Nov. 22, 2002

DATE:	Friday, Nov. 22, 2002
TIME:	3:30 pm
PLACE:	Council Room (SITE 5-084)
TITLE:	Learning Sparse Classifiers with Data-Dependent Features
PRESENTER:	Mario Marchand University of Ottawa
ABSTRACT: A substantial amount of machine learning research is currently directed towards building sparse (compact) classifiers that exhibit good generalization (i.e., predict well). We present learning algorithms that achieve this goal by constructing simple functions (like conjunctions, disjunctions, or decision lists) on Boolean-valued features that are defined only with respect to a training set.
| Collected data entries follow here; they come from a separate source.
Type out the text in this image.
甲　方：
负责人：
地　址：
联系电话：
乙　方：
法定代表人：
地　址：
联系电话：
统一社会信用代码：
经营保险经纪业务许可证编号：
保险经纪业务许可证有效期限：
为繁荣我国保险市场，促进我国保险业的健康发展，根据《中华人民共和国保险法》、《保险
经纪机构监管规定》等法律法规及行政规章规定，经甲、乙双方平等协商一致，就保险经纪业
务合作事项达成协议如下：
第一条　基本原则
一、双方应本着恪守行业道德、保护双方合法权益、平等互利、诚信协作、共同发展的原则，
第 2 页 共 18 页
The algorithms used generalize some famous PAC learning algorithms (proposed by Valiant, Haussler, and Rivest) by allowing the possibility of tradeoff between complexity and accuracy and by allowing the use of arbitrary feature sets. Since the class of functions explored by these learning algorithms is data-dependent, standard VC theory cannot be used to assess their performance. However, by extending an approach pioneered by Floyd, Littlestone, and Warmuth, we are able to bound the generalization error in terms of the sparsity achieved on the training data. On real-world data sets obtained from the UCI repository, our proposed learning algorithms (called set covering machines and decision list machines) are generally as accurate (and sometimes more accurate) as the famous support vector machine but produce much sparser classifiers. In fact, on some data sets, our classifiers are more than 100 times sparser (smaller) than support vector machines! We also show that our generalization error bounds provide an effective guide for choosing the best model-selection parameters of our learning algorithms.